Encouraging Encouragement

January 28, 2016

WORDS FROM W.W.                                                         January 28, 2016

                            

A  parent of one of our basketball players paid our coaching staff a great compliment last night. He didn’t say it trying to get more game time minutes for his daughter, or because there was a lull in the conversation. He simply walked up to us as our practice was about to start and told us how much he appreciated the three of us as coaches.

Then he went on to say that his level of respect for us had risen even more as he has watched the actions and antics of some of the other coaches we’ve encountered this season. In other words, in his eyes we look even better as he has watched coaches of other teams relate to their players.
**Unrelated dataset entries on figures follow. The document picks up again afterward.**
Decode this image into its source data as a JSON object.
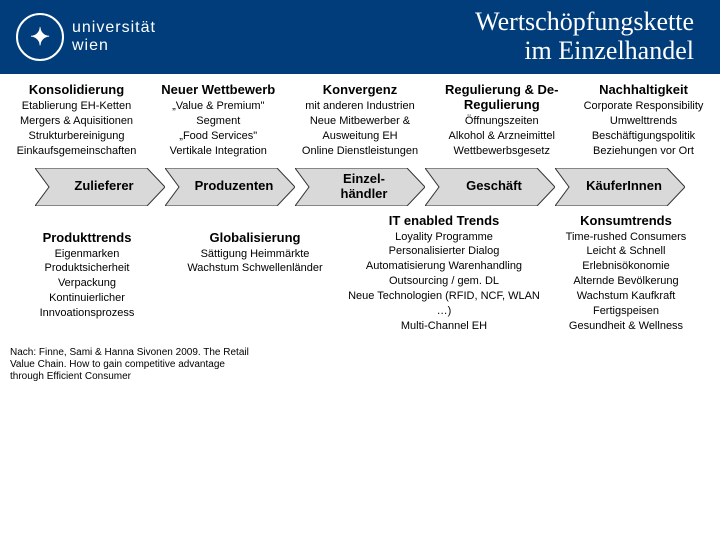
{
  "header": {
    "logo_text_a": "universität",
    "logo_text_b": "wien",
    "title_line1": "Wertschöpfungskette",
    "title_line2": "im Einzelhandel"
  },
  "top": [
    {
      "title": "Konsolidierung",
      "items": "Etablierung EH-Ketten\nMergers & Aquisitionen\nStrukturbereinigung\nEinkaufsgemeinschaften"
    },
    {
      "title": "Neuer Wettbewerb",
      "items": "„Value & Premium\" Segment\n„Food Services\"\nVertikale Integration"
    },
    {
      "title": "Konvergenz",
      "items": "mit anderen Industrien\nNeue Mitbewerber & Ausweitung EH\nOnline Dienstleistungen"
    },
    {
      "title": "Regulierung & De-Regulierung",
      "items": "Öffnungszeiten\nAlkohol & Arzneimittel\nWettbewerbsgesetz"
    },
    {
      "title": "Nachhaltigkeit",
      "items": "Corporate Responsibility\nUmwelttrends\nBeschäftigungspolitik\nBeziehungen vor Ort"
    }
  ],
  "arrows": {
    "labels": [
      "Zulieferer",
      "Produzenten",
      "Einzel-\nhändler",
      "Geschäft",
      "KäuferInnen"
    ],
    "fill": "#d9d9d9",
    "stroke": "#333333"
  },
  "sub": {
    "left": "IT enabled Trends",
    "right": "Konsumtrends"
  },
  "bottom": [
    {
      "title": "Produkttrends",
      "items": "Eigenmarken\nProduktsicherheit\nVerpackung\nKontinuierlicher Innvoationsprozess"
    },
    {
      "title": "Globalisierung",
      "items": "Sättigung Heimmärkte\nWachstum Schwellenländer"
    },
    {
      "title": "",
      "items": "Loyality Programme\nPersonalisierter Dialog\nAutomatisierung Warenhandling\nOutsourcing / gem. DL\nNeue Technologien (RFID, NCF, WLAN …)\nMulti-Channel EH"
    },
    {
      "title": "",
      "items": "Time-rushed Consumers\nLeicht & Schnell\nErlebnisökonomie\nAlternde Bevölkerung\nWachstum Kaufkraft\nFertigspeisen\nGesundheit & Wellness"
    }
  ],
  "citation": "Nach: Finne, Sami & Hanna Sivonen 2009. The Retail Value Chain. How to gain competitive advantage through Efficient Consumer"
}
We thanked him for his words of encouragement. Although my Junior Varsity girls’ team has been successful in the final outcome of our games most of the time this season, it has been a challenging season in other ways. For example, having fifteen players on the team means the cutting up of the playing time in ways that communicate that each of them is valued. That’s a challenge because it breaks down to less than eleven minutes of playing time for each player, if they all play equally.
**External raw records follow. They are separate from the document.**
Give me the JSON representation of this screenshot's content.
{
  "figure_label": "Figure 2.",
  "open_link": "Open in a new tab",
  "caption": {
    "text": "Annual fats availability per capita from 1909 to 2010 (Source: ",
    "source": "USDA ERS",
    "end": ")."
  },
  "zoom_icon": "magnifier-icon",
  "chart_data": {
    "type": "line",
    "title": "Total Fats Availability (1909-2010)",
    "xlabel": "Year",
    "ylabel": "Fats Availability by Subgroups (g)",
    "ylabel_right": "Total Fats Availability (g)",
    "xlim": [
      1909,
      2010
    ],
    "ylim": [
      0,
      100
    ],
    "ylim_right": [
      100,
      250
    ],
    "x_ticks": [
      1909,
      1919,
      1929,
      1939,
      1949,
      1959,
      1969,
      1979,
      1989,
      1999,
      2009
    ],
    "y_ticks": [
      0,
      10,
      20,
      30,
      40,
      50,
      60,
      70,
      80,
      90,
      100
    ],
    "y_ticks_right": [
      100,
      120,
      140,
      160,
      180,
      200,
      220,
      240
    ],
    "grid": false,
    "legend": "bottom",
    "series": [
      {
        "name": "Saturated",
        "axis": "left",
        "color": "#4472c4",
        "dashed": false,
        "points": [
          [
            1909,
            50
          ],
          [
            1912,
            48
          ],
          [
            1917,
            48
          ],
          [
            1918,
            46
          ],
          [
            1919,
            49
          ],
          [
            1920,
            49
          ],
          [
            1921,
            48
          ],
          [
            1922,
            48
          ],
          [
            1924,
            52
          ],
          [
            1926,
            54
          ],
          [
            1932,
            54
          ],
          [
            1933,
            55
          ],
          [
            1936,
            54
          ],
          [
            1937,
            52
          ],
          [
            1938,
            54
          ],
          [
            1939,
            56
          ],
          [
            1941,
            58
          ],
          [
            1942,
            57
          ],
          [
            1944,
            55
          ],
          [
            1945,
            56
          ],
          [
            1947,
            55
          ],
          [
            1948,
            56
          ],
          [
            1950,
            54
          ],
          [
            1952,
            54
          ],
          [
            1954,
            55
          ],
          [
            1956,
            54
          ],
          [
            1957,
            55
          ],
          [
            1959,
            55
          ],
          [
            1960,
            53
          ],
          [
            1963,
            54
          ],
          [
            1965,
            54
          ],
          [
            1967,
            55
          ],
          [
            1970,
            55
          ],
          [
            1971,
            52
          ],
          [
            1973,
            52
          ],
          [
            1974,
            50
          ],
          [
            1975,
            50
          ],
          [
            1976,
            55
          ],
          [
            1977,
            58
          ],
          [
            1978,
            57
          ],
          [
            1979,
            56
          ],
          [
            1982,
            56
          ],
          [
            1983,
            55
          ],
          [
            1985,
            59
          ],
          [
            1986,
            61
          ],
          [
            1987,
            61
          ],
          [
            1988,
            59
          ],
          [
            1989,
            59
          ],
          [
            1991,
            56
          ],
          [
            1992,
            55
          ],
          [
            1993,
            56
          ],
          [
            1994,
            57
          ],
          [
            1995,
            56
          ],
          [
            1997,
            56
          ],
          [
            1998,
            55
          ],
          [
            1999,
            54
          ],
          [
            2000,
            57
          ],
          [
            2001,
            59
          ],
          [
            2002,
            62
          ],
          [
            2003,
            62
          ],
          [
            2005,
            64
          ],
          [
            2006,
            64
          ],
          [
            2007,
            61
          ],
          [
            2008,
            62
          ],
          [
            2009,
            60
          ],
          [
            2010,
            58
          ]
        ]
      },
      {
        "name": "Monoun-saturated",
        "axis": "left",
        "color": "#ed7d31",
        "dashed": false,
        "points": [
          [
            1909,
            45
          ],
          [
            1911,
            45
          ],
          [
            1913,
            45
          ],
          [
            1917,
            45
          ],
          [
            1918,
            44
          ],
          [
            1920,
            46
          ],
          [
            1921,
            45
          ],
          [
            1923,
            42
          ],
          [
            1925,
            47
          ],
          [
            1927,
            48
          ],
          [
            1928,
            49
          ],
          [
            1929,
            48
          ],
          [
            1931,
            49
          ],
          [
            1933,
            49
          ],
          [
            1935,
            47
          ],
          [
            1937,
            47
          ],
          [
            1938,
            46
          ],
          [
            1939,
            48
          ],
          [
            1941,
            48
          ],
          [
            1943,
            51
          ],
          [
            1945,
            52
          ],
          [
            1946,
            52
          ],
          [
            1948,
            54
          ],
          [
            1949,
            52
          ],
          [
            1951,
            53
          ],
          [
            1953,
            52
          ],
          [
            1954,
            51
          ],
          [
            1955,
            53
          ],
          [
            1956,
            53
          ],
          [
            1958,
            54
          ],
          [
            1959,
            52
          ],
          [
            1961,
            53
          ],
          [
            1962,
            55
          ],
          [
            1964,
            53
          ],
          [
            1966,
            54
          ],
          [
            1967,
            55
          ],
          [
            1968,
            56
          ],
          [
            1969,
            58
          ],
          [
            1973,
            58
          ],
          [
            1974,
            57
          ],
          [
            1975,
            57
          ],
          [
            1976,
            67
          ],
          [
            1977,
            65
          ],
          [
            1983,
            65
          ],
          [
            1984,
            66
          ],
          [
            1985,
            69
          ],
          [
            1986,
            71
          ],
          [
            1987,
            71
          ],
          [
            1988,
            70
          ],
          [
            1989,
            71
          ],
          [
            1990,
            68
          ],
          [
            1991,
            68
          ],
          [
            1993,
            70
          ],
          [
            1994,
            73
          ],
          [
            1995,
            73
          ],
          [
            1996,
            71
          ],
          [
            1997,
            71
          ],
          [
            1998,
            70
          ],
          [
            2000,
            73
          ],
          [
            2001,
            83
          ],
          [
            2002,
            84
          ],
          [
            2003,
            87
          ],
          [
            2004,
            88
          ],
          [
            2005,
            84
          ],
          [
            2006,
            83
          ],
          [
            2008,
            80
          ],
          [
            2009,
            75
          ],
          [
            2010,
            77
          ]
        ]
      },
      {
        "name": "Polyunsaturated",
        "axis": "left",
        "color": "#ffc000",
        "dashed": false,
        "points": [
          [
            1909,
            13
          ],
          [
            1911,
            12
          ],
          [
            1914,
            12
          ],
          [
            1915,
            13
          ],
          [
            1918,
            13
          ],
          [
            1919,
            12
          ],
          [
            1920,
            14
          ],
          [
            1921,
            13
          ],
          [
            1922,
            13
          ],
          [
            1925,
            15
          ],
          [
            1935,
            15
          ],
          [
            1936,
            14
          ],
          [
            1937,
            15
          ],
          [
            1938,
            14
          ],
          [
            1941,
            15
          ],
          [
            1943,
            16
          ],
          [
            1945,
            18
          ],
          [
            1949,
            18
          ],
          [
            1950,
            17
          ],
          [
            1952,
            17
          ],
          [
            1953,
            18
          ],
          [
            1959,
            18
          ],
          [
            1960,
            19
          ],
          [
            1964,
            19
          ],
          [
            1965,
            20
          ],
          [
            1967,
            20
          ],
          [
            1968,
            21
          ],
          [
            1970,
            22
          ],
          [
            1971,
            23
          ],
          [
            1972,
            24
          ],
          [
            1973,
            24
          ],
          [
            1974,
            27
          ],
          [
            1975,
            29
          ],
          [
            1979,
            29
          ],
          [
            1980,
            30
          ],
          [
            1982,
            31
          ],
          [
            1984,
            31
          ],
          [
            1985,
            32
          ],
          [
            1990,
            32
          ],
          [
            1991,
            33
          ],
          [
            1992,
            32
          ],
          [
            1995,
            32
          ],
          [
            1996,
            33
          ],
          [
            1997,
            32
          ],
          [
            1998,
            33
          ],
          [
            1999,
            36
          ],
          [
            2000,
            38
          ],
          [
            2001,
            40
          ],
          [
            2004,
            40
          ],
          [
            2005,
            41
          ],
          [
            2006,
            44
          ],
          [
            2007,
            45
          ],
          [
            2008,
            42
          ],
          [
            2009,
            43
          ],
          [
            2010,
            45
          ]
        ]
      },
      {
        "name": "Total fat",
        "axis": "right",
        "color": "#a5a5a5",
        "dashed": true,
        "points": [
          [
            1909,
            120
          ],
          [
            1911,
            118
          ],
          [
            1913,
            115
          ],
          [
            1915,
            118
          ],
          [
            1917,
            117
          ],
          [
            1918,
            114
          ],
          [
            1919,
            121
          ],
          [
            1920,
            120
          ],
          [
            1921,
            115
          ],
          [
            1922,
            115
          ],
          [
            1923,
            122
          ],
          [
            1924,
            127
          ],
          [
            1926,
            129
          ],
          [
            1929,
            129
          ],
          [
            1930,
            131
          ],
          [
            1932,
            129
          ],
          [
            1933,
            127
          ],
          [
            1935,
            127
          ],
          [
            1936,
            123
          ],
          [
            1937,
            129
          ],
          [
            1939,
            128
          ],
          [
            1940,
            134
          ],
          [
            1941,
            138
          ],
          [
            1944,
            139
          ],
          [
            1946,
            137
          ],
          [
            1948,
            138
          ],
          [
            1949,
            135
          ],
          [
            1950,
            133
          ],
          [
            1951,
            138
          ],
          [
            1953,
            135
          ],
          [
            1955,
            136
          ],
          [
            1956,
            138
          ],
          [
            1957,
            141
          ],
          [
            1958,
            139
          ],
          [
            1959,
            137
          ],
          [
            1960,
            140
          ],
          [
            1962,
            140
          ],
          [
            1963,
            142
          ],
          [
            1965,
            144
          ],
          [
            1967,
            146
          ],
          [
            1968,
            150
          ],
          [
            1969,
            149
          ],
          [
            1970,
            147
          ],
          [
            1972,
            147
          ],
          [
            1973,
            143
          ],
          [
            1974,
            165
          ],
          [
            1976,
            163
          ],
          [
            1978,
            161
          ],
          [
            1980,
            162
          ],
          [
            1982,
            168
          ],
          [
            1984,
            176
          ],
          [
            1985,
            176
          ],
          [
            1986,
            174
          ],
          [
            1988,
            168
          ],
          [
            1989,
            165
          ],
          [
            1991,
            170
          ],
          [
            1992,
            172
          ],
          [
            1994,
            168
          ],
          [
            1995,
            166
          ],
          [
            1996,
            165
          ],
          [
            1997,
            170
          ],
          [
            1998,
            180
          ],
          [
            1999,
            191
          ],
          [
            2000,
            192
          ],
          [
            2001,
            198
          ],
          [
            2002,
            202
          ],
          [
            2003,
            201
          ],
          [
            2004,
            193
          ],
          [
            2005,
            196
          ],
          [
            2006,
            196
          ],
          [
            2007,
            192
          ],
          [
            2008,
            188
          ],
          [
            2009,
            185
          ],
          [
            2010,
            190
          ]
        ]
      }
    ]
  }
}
His words were timely and uplifting.

Each of us as coaches look forward to coming to practice each day, and spending time with our players. We seek to teach, explain, evaluate, analyze, improve player skills and game understanding…and encourage. This season our high school has been dealing with the death of a student known by everyone. In the midst of practice our varsity coach several times has gone to the side with a couple of girls who are struggling with the loss…dealing with the grief. It’s encouraging to have someone listen willingly to your sorrow.
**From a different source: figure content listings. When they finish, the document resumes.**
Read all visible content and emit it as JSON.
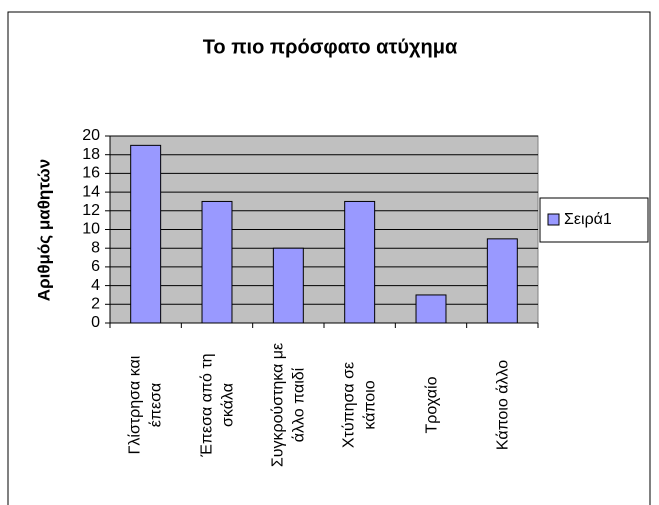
{
  "chart_data": {
    "type": "bar",
    "title": "Το πιο πρόσφατο ατύχημα",
    "y_label": "Αριθμός μαθητών",
    "categories": [
      "Γλίστρησα και έπεσα",
      "Έπεσα από τη σκάλα",
      "Συγκρούστηκα με άλλο παιδί",
      "Χτύπησα σε κάποιο",
      "Τροχαίο",
      "Κάποιο άλλο"
    ],
    "series": [
      {
        "name": "Σειρά1",
        "color": "#9999ff",
        "values": [
          19,
          13,
          8,
          13,
          3,
          9
        ]
      }
    ],
    "ylim": [
      0,
      20
    ],
    "yticks": [
      0,
      2,
      4,
      6,
      8,
      10,
      12,
      14,
      16,
      18,
      20
    ],
    "grid": true,
    "legend": "right"
  }
}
This dad, whose daughter was impacted by the death, understood the extra role that we have coaches have taken on this season. Not counselors, but rather listeners of pain and confusion…and his words, once again encouraged us.

All of us desire encouragement, but encouraging encouragement is a concept that seldom occurs to us. It comes out in the New Testament. Paul wrote to the Christ-followers in Thessalonica and instructed them with the words “Therefore encourage each and build each other up…”, and then he finishes the sentence with the clarifier “…just as in fact you are doing.” (1 Thessalonians 5:11) Encouragement gets noticed and remembered.

I would like to have met a man named Barnabas, who appears in the Book of Acts. Acts 4:36 tells us that his real name was Joseph, and that he was a Levite from Cyprus, but the apostles referred to him as Barnabas. It was his nickname, kind of like Smiley or Buck. His nickname meant “son of encouragement.”  When the apostles, and others, were with him they saw that being encouraging was what defined him. Add he traveled around with the Apostle Paul I’m sure his encouraging words were often the difference between Paul throwing in the towel or persevering.

Encouraging encouragement. The words of a parent made me ponder how I might build some young people up today with just a few brief conversations on what they are doing well.